Biochemical and molecular characterization of high and low molecular mass isoforms of phosphoenolpyruvate carboxylase from developing castor oilseeds

Phosphoenolpyruvate carboxylase (PEPC) is a highly regulated and ubiquitous plant cytosolic enzyme that plays a central role in primary carbon metabolism. Recent purification of PEPC from developing castor oil seed (COS) endosperm isolated two PEPC isoforms. The association of a 107 kDa PEPC subunit (p107) with an immunologically-unrelated 64 kDa "bacterial-type" PEPC (BTPC) polypeptide (p64) leads to marked physical and kinetic differences between the native 410 kDa PEPC1 p107 homotetramer and novel 680 kDa PEPC2 p107/p64 hetero-octamer. Both p107 and a 118 kDa BTPC (p118) are readily proteolyzed in vitro (to p98 and p64, respectively) during COS PEPC purification. Prevention of the in vitro proteolysis of each subunit is vital for elucidation of the structural and regulatory characteristics of the COS PEPC2 complex and its hypothesized role in supporting fatty acid synthesis within developing COS. The creation of specific antibodies against COS p107 and BTPC has allowed the use of immunoblotting to characterize the in vitro degradation of both subunits by endogenous cysteine endopeptidase activity. COS p107 and p118 show greater susceptibility to proteolysis in extracts at acidic pH and later stages of COS development, which is prevented by a limited array of class-specific protease inhibitors.
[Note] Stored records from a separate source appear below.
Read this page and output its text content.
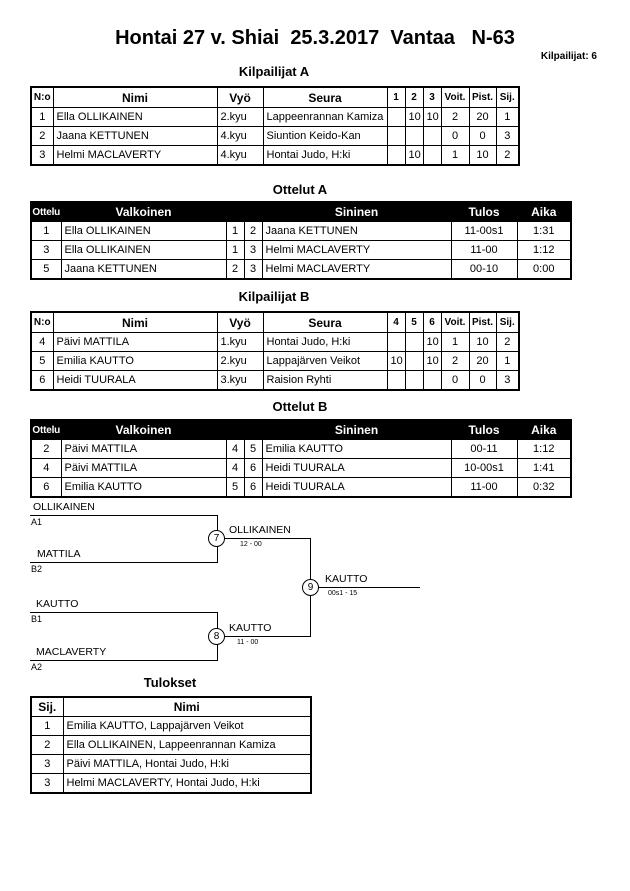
Hontai 27 v. Shiai  25.3.2017  Vantaa   N-63
Kilpailijat: 6
Kilpailijat A
N:o	Nimi	Vyö	Seura	1	2	3	Voit.	Pist.	Sij.
1	Ella OLLIKAINEN	2.kyu	Lappeenrannan Kamiza		10	10	2	20	1
2	Jaana KETTUNEN	4.kyu	Siuntion Keido-Kan				0	0	3
3	Helmi MACLAVERTY	4.kyu	Hontai Judo, H:ki		10		1	10	2
Ottelut A
Ottelu	Valkoinen			Sininen	Tulos	Aika
1	Ella OLLIKAINEN	1	2	Jaana KETTUNEN	11-00s1	1:31
3	Ella OLLIKAINEN	1	3	Helmi MACLAVERTY	11-00	1:12
5	Jaana KETTUNEN	2	3	Helmi MACLAVERTY	00-10	0:00
Kilpailijat B
N:o	Nimi	Vyö	Seura	4	5	6	Voit.	Pist.	Sij.
4	Päivi MATTILA	1.kyu	Hontai Judo, H:ki			10	1	10	2
5	Emilia KAUTTO	2.kyu	Lappajärven Veikot	10		10	2	20	1
6	Heidi TUURALA	3.kyu	Raision Ryhti				0	0	3
Ottelut B
Ottelu	Valkoinen			Sininen	Tulos	Aika
2	Päivi MATTILA	4	5	Emilia KAUTTO	00-11	1:12
4	Päivi MATTILA	4	6	Heidi TUURALA	10-00s1	1:41
6	Emilia KAUTTO	5	6	Heidi TUURALA	11-00	0:32
OLLIKAINEN
A1
MATTILA
B2
7
OLLIKAINEN
12 - 00
KAUTTO
B1
MACLAVERTY
A2
8
KAUTTO
11 - 00
9
KAUTTO
00s1 - 15
Tulokset
Sij.	Nimi
1	Emilia KAUTTO, Lappajärven Veikot
2	Ella OLLIKAINEN, Lappeenrannan Kamiza
3	Päivi MATTILA, Hontai Judo, H:ki
3	Helmi MACLAVERTY, Hontai Judo, H:ki
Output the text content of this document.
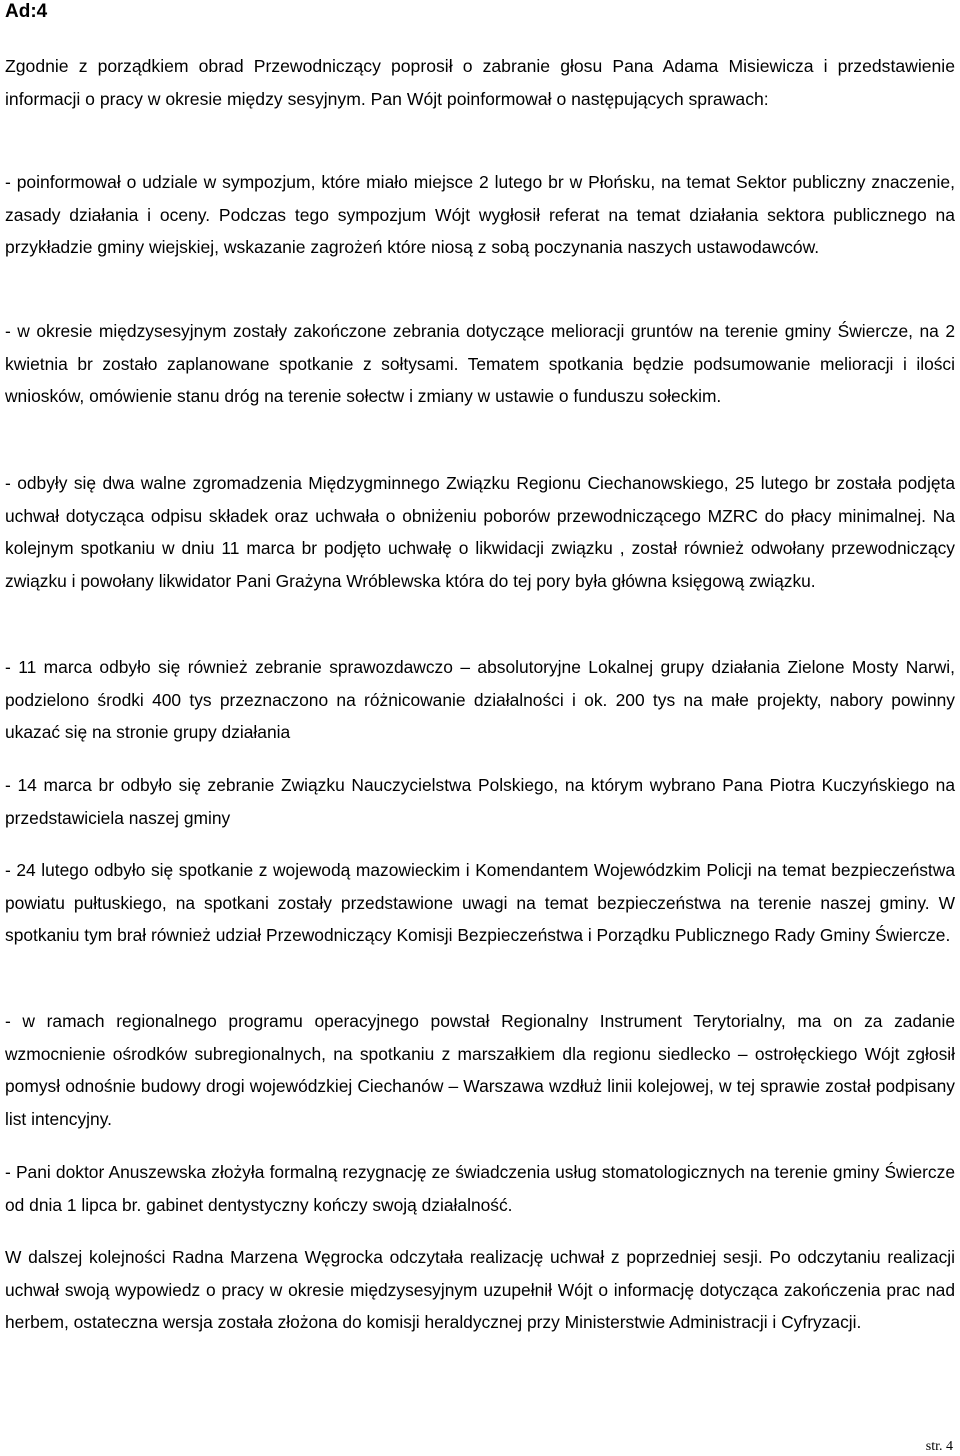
Ad:4

Zgodnie z porządkiem obrad Przewodniczący poprosił o zabranie głosu Pana Adama Misiewicza i przedstawienie informacji o pracy w okresie między sesyjnym. Pan Wójt poinformował o następujących sprawach:

- poinformował o udziale w sympozjum, które miało miejsce 2 lutego br w Płońsku, na temat Sektor publiczny znaczenie, zasady działania i oceny. Podczas tego sympozjum Wójt wygłosił referat na temat działania sektora publicznego na przykładzie gminy wiejskiej, wskazanie zagrożeń które niosą z sobą poczynania naszych ustawodawców.

- w okresie międzysesyjnym zostały zakończone zebrania dotyczące melioracji gruntów na terenie gminy Świercze, na 2 kwietnia br zostało zaplanowane spotkanie z sołtysami. Tematem spotkania będzie podsumowanie melioracji i ilości wniosków, omówienie stanu dróg na terenie sołectw i zmiany w ustawie o funduszu sołeckim.

- odbyły się dwa walne zgromadzenia Międzygminnego Związku Regionu Ciechanowskiego, 25 lutego br została podjęta uchwał dotycząca odpisu składek oraz uchwała o obniżeniu poborów przewodniczącego MZRC do płacy minimalnej. Na kolejnym spotkaniu w dniu 11 marca br podjęto uchwałę o likwidacji związku , został również odwołany przewodniczący związku i powołany likwidator Pani Grażyna Wróblewska która do tej pory była główna księgową związku.

- 11 marca odbyło się również zebranie sprawozdawczo – absolutoryjne Lokalnej grupy działania Zielone Mosty Narwi, podzielono środki 400 tys przeznaczono na różnicowanie działalności i ok. 200 tys na małe projekty, nabory powinny ukazać się na stronie grupy działania

- 14 marca br odbyło się zebranie Związku Nauczycielstwa Polskiego, na którym wybrano Pana Piotra Kuczyńskiego na przedstawiciela naszej gminy

- 24 lutego odbyło się spotkanie z wojewodą mazowieckim i Komendantem Wojewódzkim Policji na temat bezpieczeństwa powiatu pułtuskiego, na spotkani zostały przedstawione uwagi na temat bezpieczeństwa na terenie naszej gminy. W spotkaniu tym brał również udział Przewodniczący Komisji Bezpieczeństwa i Porządku Publicznego Rady Gminy Świercze.

- w ramach regionalnego programu operacyjnego powstał Regionalny Instrument Terytorialny, ma on za zadanie wzmocnienie ośrodków subregionalnych, na spotkaniu z marszałkiem dla regionu siedlecko – ostrołęckiego Wójt zgłosił pomysł odnośnie budowy drogi wojewódzkiej Ciechanów – Warszawa wzdłuż linii kolejowej, w tej sprawie został podpisany list intencyjny.

- Pani doktor Anuszewska złożyła formalną rezygnację ze świadczenia usług stomatologicznych na terenie gminy Świercze od dnia 1 lipca br. gabinet dentystyczny kończy swoją działalność.

W dalszej kolejności Radna Marzena Węgrocka odczytała realizację uchwał z poprzedniej sesji. Po odczytaniu realizacji uchwał swoją wypowiedz o pracy w okresie międzysesyjnym uzupełnił Wójt o informację dotycząca zakończenia prac nad herbem, ostateczna wersja została złożona do komisji heraldycznej przy Ministerstwie Administracji i Cyfryzacji.

str. 4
The specific in vitro N-terminal truncation of COS p107 to p98 by an asparaginyl endopeptidase was prevented by 2 mM 2,2'-dipyridyldisuIfide, an active site inhibitor of plant cysteine proteases. Immunological analysis of the COS BTPC confirmed its in vitro proteolysis from p118 to p64 by a different cysteine endopeptidase. PAGE of non-degraded vs. proteolyzed PEPC2 on calibrated non-denaturing gels followed by in-gel PEPC activity staining and immunoblotting indicated that: (i) native PEPC2 exists as a 910 kDa p118/p107 hetero-octamer, and (ii) p118 BTPC may function solely as a regulatory subunit within the PEPC2 complex. Identification and sequencing of cDNAs encoding COS p118 and p107 confirmed p118's characterization as a BTPC and its site of proteolysis, and provides valuable tools for future studies of the structure-function and physiological role of the novel PEPC2 hetero-oligomer in developing COS.